On conservera la libre circulation de la faune et de la flore par des espaces verts non clos, des sentiers piétons ou des pistes cyclables, des haies ou des rangées d’arbres. Il faudra imposer des clôtures perméables (par exemple avec un espace de 10 cm au ras du sol et une hauteur limitée). Une haie taillée à base de pruneliers ou de charmilles sera aussi efficace et bien plus agréable à regarder. Afin de permettre le passage et la colonisation de l’espace par des espèces animales nocturnes on imposera l’installation d’éclairages respectueux de l’arrêté du 25 janvier 2013 qui impose son arrêt au moins à une heure du matin et qui s’allument an bord de voirie ou de chemin piéton uniquement lors du passage d’une personne ou d’un véhicule.

Très souvent, les bureaux d’études préconisent la pose de nichoirs dans les espaces verts afin de compenser l’impact supposé de l’aménagement sur la faune.

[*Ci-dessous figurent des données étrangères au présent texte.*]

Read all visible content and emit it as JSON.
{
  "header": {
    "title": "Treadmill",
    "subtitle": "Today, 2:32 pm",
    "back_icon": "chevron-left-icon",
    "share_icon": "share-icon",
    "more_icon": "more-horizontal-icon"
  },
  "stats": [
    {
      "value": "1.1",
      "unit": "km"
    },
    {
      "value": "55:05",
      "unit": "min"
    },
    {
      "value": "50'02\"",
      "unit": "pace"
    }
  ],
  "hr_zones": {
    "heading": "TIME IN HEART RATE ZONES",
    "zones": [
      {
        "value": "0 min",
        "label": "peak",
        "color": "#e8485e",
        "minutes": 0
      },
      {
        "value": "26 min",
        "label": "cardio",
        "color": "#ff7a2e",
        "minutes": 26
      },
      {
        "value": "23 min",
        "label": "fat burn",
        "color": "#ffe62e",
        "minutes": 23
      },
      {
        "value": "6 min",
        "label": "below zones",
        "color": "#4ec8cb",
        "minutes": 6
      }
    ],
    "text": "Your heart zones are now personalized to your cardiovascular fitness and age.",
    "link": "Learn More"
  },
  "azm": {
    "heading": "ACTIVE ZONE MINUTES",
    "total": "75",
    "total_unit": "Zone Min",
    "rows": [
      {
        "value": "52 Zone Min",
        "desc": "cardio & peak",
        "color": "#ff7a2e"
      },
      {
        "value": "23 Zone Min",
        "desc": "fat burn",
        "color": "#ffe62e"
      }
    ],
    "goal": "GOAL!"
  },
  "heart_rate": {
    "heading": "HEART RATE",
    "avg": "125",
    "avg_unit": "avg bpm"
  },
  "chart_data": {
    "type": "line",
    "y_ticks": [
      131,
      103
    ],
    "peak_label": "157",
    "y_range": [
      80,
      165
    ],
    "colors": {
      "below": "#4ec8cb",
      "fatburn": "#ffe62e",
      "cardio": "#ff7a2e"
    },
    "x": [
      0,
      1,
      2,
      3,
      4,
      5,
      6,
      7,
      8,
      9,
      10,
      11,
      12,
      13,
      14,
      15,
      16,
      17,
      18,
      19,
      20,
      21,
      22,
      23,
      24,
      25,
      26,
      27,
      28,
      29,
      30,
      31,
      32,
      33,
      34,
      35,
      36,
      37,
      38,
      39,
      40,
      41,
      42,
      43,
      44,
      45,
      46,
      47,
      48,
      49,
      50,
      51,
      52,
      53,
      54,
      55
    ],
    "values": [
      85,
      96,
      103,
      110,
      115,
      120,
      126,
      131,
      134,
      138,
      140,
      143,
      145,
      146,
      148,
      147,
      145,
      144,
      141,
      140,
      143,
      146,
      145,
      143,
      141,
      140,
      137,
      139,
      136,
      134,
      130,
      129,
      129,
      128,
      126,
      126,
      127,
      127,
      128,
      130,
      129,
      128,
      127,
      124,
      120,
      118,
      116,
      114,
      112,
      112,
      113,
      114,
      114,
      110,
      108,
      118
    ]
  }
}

Outre le fait qu’il faut exiger que ces nichoirs soient fabriqués impérativement en ciment de bois (Catalogue www.nichoirs-schwegler.fr)  pour qu’ils durent 30 ans et assurent un confort thermique suffisant à la faune, il faut insister sur l’intégration des nichoirs dans les bâtiments. Il existe quantité de modèles vendus pour cela et il est facile d’inciter des chauves-souris, des martinets, des hirondelles ou diverses espèces de passereaux à les utiliser. La Ligue pour la Protection des Oiseaux section Isère a édité un excellent document  à diffuser impérativement à tous les élus et techniciens chargés d’une nouvelle ZAC.

Les déchets de chantier inoffensifs (rochers, pierres, terre, sable, tuiles etc.) peuvent être utilisés pour constituer un ou plusieurs hibernaculum (refuge, gîte ou partie de terrier qui sert à l’hibernation d’un animal) à reptiles. Les arbres devant être coupés pour la ZAC seront couchés avec un tractopelle puis élagués au sol et ensuite coupés au pied. Ils pourront être replantés ensuite sur place pour servir de nichoirs naturels à la faune des bois morts et des arbres creux. Ainsi la perte de biodiversité sera compensée.

N’oublions pas tous les pièges mortels qui sont installés involontairement. On trouve sur ce site et d’autres tous les conseils pour éviter les baies vitrées qui assomment les oiseaux. Les Jardins de la solidarité à Moirans en Isère (www.jardins-solidarite.fr) ont conçu une échappatoire performante à installer dans tous les bassins de décantation en plastique.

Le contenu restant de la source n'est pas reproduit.